Lucy Maloul, a singer known professionally as Aliza Azikri, visited the club with her manager and husband Nissim Azikri. A romantic relationship developed between Aris San and Azikri that became grist for the gossip columns. They had a daughter, Sani. San wrote songs for Azikri.

In Israel, San gained prominence for songs like "Sigal" and "Boom Pam". His band played at the double wedding of the children of Moshe Dayan, which was attended by David Ben-Gurion. The speed with which he obtained his Israeli passport and his close relationship with army officers encouraged gossip columnists to accuse him of being a spy, a charge he denied out of hand.

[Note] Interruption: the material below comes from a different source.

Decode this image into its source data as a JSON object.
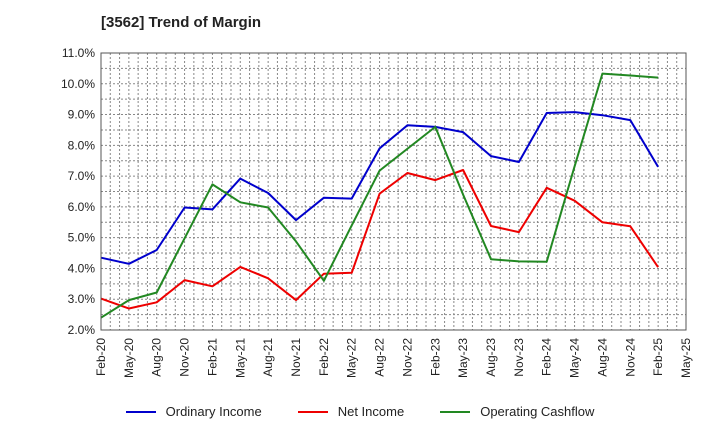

San left Israel a few months after the birth of his daughter on the eve of Yom Kippur. He settled in New York City and opened a successful nightclub, Sirocco. Some of the club's most notable guests were Anthony Quinn, Louis Armstrong, Frank Sinatra, Dean Martin and Sammy Davis Jr. Eventually, however, as San developed a cocaine habit and Sirocco gained the interest of the underworld, the club was raided by the FBI, which discovered drugs on the premises. San did not cooperate with the investigation, was convicted, and served a two-year sentence. Upon his release he opened a poultry business in Harlem and another nightclub, which was unsuccessful. He later moved to Budapest. He borrowed money from local organized crime loan sharks to purchase cocaine, but did not repay it. In 1992, he was hospitalized following a heart attack and mafia hitmen strangled him with a pillow at the hospital. His remains were cremated.

==Film==
- The Mystery of Aris San - Documentary screened at the Jerusalem International Film Festival in 2007 and directed by Dani Dothan.